Decorative Initial N ature in literature creates two different results. Authors and poets use nature to enhance a mood or to portray an emotion, but nature can also contrast with a character's predicament or with the social surroundings. The second part of Tennyson's In Memoriam, uses both of these effects. The speaker finds elements in nature that both sympathise with his feelings and reject them. Thus, the poem seems hopeful, and there is the possibility that the speaker will be able to move on and cope with his loss.



Old Yew, which graspest at the stones
     That name the under-lying dead,
     Thy fibres net the dreamless head,
Thy roots are wrapt about the bones.

The seasons bring the flower again,
     And bring the firstling to the flock;
    &; in the dusk of thee, the clock
Beats out the little lives of men.

O, not for thee the glow, the bloom,
     Who changest not in any gale,
     Nor branding summer suns avail
To touch thy thousand years of gloom:

And gazing on thee, sullen tree,
     Sick for thy stubborn hardihood,
     I seem to fail from out my blood
And grow incorporate into thee.

The speaker recognises his own predicament in the old yew tree. He's tied himself to the dead in the same way in which the yew has wrapped its roots around the bones. Outside happiness doesn't touch him and he doesn't change with his changing surroundings, like the evergreen yew. The yew, however, is only a part of nature. The poem also mentions the coming of spring, complete with flowers and new lambs. If the scene described in the poem had been completely dark and dreary, then one might think that the speaker would be doomed to perpetual mourning. As it is, spring may come again.

Questions

1. Could "Yew" be a play on words, meaning "you"? If so, how does this change or add to the meaning of the poem?
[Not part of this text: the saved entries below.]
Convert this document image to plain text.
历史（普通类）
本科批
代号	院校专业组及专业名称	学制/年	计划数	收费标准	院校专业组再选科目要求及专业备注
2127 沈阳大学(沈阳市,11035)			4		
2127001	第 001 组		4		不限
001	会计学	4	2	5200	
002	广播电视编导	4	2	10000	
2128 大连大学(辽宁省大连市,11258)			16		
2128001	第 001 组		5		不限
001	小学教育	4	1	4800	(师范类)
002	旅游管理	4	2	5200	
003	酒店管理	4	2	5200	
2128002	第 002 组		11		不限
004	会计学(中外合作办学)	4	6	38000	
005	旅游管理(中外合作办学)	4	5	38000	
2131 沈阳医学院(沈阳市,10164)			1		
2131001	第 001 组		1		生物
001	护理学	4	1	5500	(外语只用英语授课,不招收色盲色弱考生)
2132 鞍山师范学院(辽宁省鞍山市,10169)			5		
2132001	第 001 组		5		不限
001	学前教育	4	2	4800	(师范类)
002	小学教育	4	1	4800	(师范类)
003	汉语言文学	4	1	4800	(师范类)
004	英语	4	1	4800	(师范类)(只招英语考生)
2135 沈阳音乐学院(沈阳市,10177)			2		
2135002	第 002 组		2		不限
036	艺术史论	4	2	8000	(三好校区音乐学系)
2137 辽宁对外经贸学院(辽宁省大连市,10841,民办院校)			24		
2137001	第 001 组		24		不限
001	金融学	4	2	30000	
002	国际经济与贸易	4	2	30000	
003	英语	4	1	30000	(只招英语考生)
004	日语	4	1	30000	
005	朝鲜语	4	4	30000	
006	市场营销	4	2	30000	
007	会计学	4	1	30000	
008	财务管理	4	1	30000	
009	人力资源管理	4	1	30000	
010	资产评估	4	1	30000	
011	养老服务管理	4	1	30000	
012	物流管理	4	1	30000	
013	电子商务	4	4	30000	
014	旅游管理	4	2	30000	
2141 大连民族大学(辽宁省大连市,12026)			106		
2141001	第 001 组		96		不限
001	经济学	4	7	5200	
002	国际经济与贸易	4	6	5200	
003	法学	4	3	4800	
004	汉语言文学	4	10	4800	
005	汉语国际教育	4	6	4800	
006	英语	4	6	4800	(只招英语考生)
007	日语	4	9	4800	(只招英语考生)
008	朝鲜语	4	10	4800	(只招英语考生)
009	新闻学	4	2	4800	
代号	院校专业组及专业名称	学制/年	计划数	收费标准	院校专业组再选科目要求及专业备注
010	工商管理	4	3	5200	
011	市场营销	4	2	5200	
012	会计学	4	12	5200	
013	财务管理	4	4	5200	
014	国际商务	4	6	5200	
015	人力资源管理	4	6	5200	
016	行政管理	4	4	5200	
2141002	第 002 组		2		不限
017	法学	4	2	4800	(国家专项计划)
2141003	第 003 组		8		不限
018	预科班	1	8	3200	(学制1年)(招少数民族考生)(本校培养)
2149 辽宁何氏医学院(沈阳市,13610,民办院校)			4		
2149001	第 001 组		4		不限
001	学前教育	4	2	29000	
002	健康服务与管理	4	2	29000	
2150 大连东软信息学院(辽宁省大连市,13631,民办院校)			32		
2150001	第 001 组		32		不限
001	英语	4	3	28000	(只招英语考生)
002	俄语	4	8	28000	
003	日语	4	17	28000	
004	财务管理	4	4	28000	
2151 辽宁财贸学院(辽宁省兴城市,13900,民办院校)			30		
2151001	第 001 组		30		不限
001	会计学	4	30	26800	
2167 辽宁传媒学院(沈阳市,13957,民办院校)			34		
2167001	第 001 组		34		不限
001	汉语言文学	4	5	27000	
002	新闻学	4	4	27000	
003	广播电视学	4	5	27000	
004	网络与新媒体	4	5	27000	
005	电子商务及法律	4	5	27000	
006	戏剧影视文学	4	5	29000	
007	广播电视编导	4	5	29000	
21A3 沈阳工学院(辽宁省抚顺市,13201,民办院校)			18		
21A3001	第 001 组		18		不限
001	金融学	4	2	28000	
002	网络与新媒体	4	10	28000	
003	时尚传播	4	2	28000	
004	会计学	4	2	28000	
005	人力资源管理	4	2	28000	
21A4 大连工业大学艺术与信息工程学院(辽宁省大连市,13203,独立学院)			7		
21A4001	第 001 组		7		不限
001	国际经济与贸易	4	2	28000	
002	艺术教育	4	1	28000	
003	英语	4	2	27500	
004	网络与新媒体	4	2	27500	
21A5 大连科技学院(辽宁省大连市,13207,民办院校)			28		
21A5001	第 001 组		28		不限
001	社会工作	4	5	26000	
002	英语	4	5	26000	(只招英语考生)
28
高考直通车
2. Nature often conflicts with events and the feelings of the title character in Jane Eyre. For example, when Mr. Rochester proposes, there is a storm, and when Jane runs away from Mr. Rochester and is starving and penniless, it is a beautiful day. How does Brontë's use of nature differ from that of Tennyson? Or does it?

3. Possibly more important to the speaker than the question of nature in relation to feeling or mood is the question of Nature vs. God. What does this poem say about the latter relationship?

4. Look at the last two lines: “I seem to fail from out my blood/and grow incorporate into thee". What do they mean? What does the speaker mean by "fail from out my blood"?

5. The speaker mentions "the little lives of men", which makes it seem like he feels small in the world. He then, however, connects himself with a powerful, thousand-year old tree. What does this say about man's place in the world? Why would the speaker use these two conflicting ideas?